The
country cousin counters are on a roll. Once off the investment radar,
PSU banks have outperformed private banks over the past year. And
now that bank stocks overall have taken a dip on account of RBI's
no-rate-cut announcement, this is something of a 'buy' opportunity
again.
Broad Outlook
Analysts and fund managers all remain largely
gung-ho on banking stocks per se. The logic: this sector offers
a vehicle to participate in India's economic revival by proxy. "We
expect good times for the banking sector through 2004," says
Paras Adenwala, Fund Manager (Equities), Birla Mutual Fund, "not
only in retail, but corporate business too. Spreads from lending
activities would improve substantially. All frontline PSU banks
as well as select private banks will benefit immensely from this
phenomenon."
Most banks have gained from their gilt portfolios,
and have used these gains to make provisions for their non-performing
assets (NPAs). Oriental Bank of Commerce (OBC), for example, now
has zero NPAs, while others have made drastic cuts in preparation
for the 90-day NPA classification norm (due next year). All this
has prompted Standard & Poor's to revise its outlook on the
Indian banking system to 'stable' from 'negative'. Legislative changes
have also helped the cause of default-crimping in the recent past.
The Season's Picks
Which are the bank stocks that look attractive?

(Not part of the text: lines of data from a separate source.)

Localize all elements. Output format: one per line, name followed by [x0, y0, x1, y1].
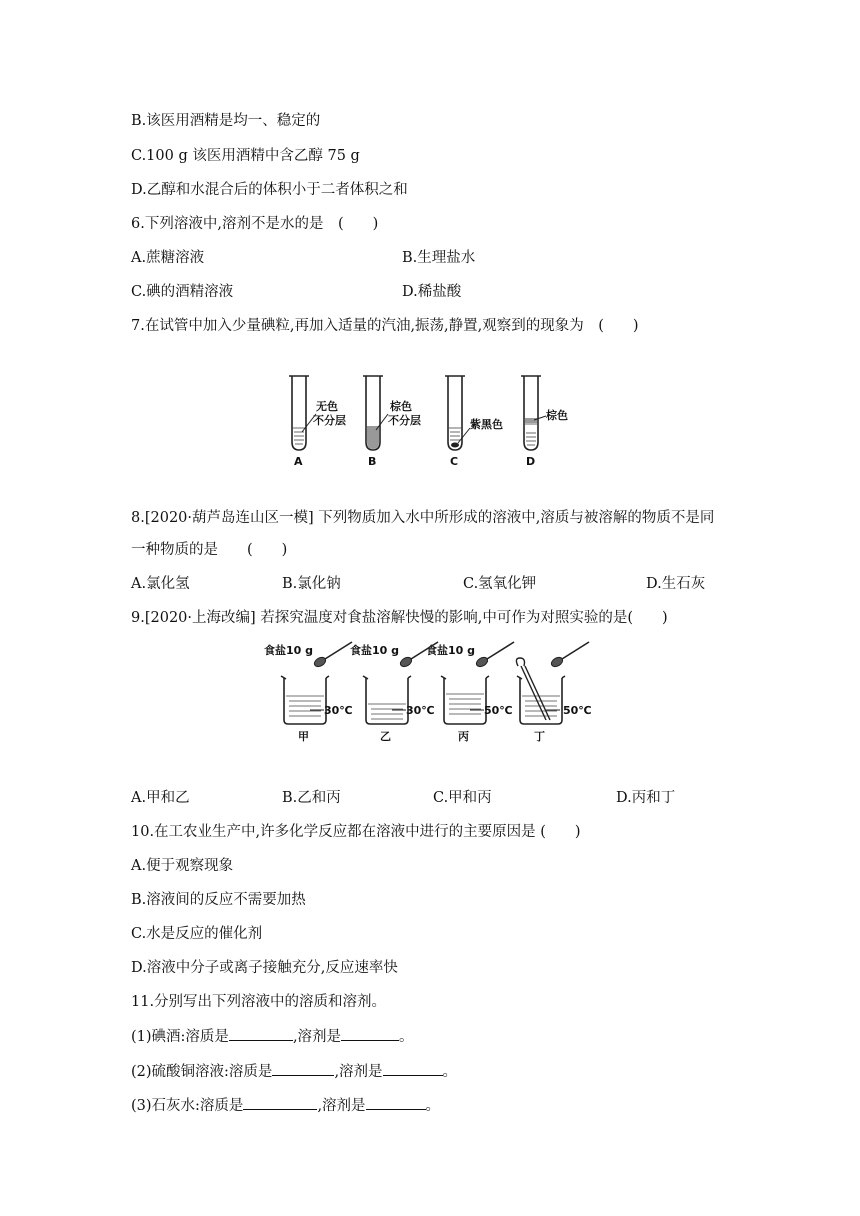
q9-option-a: A.甲和乙 — [131, 790, 190, 806]
beaker1-temp: 30℃ — [324, 704, 353, 717]
q10-option-b: B.溶液间的反应不需要加热 — [131, 892, 306, 908]
tube-c-icon — [448, 376, 462, 450]
tube-b-label: B — [368, 455, 377, 468]
q6-stem: 6.下列溶液中,溶剂不是水的是 ( ) — [131, 216, 379, 232]
q11-item2-end: 。 — [442, 1064, 458, 1080]
q5-option-b: B.该医用酒精是均一、稳定的 — [131, 113, 321, 129]
q10-option-c: C.水是反应的催化剂 — [131, 926, 263, 942]
q9-option-d: D.丙和丁 — [616, 790, 676, 806]
tube-a-label: A — [294, 455, 303, 468]
q11-item-2 — [131, 1061, 457, 1082]
q8-option-a: A.氯化氢 — [131, 576, 190, 592]
beaker2-name: 乙 — [380, 730, 391, 743]
q8-option-b: B.氯化钠 — [282, 576, 341, 592]
q7-test-tube-figure — [280, 370, 580, 470]
q5-option-c: C.100 g 该医用酒精中含乙醇 75 g — [131, 148, 360, 164]
tube-a-note-1: 无色 — [316, 400, 338, 413]
q11-item2-solvent-blank[interactable] — [383, 1061, 443, 1076]
beaker1-salt-label: 食盐10 g — [264, 644, 314, 657]
tube-b-note-2: 不分层 — [388, 414, 421, 427]
q8-option-c: C.氢氧化钾 — [463, 576, 537, 592]
beaker2-temp: 30℃ — [406, 704, 435, 717]
q6-option-b: B.生理盐水 — [402, 250, 476, 266]
q11-item1-pre: (1)碘酒:溶质是 — [131, 1029, 229, 1045]
q11-item2-mid: ,溶剂是 — [334, 1064, 383, 1080]
tube-d-label: D — [526, 455, 536, 468]
spoon-3-icon — [475, 656, 489, 669]
beaker4-name: 丁 — [534, 730, 545, 743]
spoon-4-icon — [550, 656, 564, 669]
q11-item3-mid: ,溶剂是 — [317, 1098, 366, 1114]
q6-option-d: D.稀盐酸 — [402, 284, 462, 300]
q11-item3-end: 。 — [425, 1098, 441, 1114]
q11-item2-pre: (2)硫酸铜溶液:溶质是 — [131, 1064, 273, 1080]
q6-option-a: A.蔗糖溶液 — [131, 250, 205, 266]
spoon-1-icon — [313, 656, 327, 669]
q11-item1-solvent-blank[interactable] — [341, 1026, 399, 1041]
q8-option-d: D.生石灰 — [646, 576, 706, 592]
q11-item2-solute-blank[interactable] — [272, 1061, 334, 1076]
beaker-2-icon — [366, 678, 408, 724]
q10-stem: 10.在工农业生产中,许多化学反应都在溶液中进行的主要原因是 ( ) — [131, 824, 581, 840]
beaker-3-icon — [444, 678, 486, 724]
q11-item1-mid: ,溶剂是 — [292, 1029, 342, 1045]
q9-option-c: C.甲和丙 — [433, 790, 492, 806]
q5-option-d: D.乙醇和水混合后的体积小于二者体积之和 — [131, 182, 408, 198]
q11-item3-solvent-blank[interactable] — [366, 1095, 426, 1110]
tube-d-note: 棕色 — [546, 409, 568, 422]
tube-b-note-1: 棕色 — [390, 400, 412, 413]
q11-item-1 — [131, 1026, 414, 1047]
q11-item3-solute-blank[interactable] — [243, 1095, 317, 1110]
tube-c-label: C — [450, 455, 459, 468]
q11-stem: 11.分别写出下列溶液中的溶质和溶剂。 — [131, 994, 387, 1010]
beaker3-temp: 50℃ — [484, 704, 513, 717]
tube-d-icon — [524, 376, 538, 450]
q6-option-c: C.碘的酒精溶液 — [131, 284, 234, 300]
spoon-2-icon — [399, 656, 413, 669]
q10-option-a: A.便于观察现象 — [131, 858, 234, 874]
q9-beaker-figure — [262, 636, 602, 746]
tube-a-icon — [292, 376, 306, 450]
beaker1-name: 甲 — [298, 730, 309, 743]
q10-option-d: D.溶液中分子或离子接触充分,反应速率快 — [131, 960, 398, 976]
q7-stem: 7.在试管中加入少量碘粒,再加入适量的汽油,振荡,静置,观察到的现象为 ( ) — [131, 318, 639, 334]
tube-c-note: 紫黑色 — [470, 418, 503, 431]
beaker4-temp: 50℃ — [563, 704, 592, 717]
beaker3-name: 丙 — [458, 730, 469, 743]
q11-item1-solute-blank[interactable] — [229, 1026, 293, 1041]
q9-option-b: B.乙和丙 — [282, 790, 341, 806]
beaker3-salt-label: 食盐10 g — [426, 644, 476, 657]
tube-a-note-2: 不分层 — [313, 414, 346, 427]
q8-stem-line2: 一种物质的是 ( ) — [131, 542, 288, 558]
q11-item1-end: 。 — [399, 1029, 414, 1045]
q9-stem: 9.[2020·上海改编] 若探究温度对食盐溶解快慢的影响,中可作为对照实验的是( ) — [131, 610, 668, 626]
beaker2-salt-label: 食盐10 g — [350, 644, 400, 657]
q8-stem-line1: 8.[2020·葫芦岛连山区一模] 下列物质加入水中所形成的溶液中,溶质与被溶解的物质不是同 — [131, 510, 715, 526]
q11-item3-pre: (3)石灰水:溶质是 — [131, 1098, 244, 1114]
q11-item-3 — [131, 1095, 440, 1116]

Despite their mammoth appreciation over the last 12 months, PSU
banks still trade at a valuation discount to their private counterparts.
And of these, State Bank of India (SBI) is a good bet. With its
13,629 branches and 1,900 ATMs, it bestrides Indian banking like
a colossus. Its computerisation drive will enhance efficiency, while
retail efforts shore up this high-margin business. The bank is expected
to consolidate all its subsidiaries too, granting it additional
market power.
The other PSU bank that merits attention is
Corporation Bank. Its lack of high NPAs meant it could not gain
much from the asset reconstruction legislation, and was ignored
by momentum investors. Yet, it remains a good performer with a strong
balance sheet.
An investor with an appetite for higher volatility
could also look at OBC, the one with no NPAs. And it is well managed,
boasting one of the lowest expense-to-income ratios in the industry.
An equity buy-back scheme may be on the cards too.
Amongst private banks, try HDFC Bank. Since
inception in 1995, the bank has taken a lead in deploying technology
to its advantage. It now has 3.6 million retail (its strong point)
accounts in 135 cities, and 235 branches across the country. "We
are positive on HDFC Bank," says Kanan Shah, Banking Analyst,
Networth Securities, "on the back of significant advances'
growth and negligible NPAs. The bank is fundamentally solid."
Some IPO Action
UCO Bank, Vijaya Bank and Indian Overseas Bank
have already tapped the primary market. Expect IPOs from Bank of
Maharashtra, Punjab & Sind Bank and Indian Bank next. Banking
is likely to keep investors glued to their screens.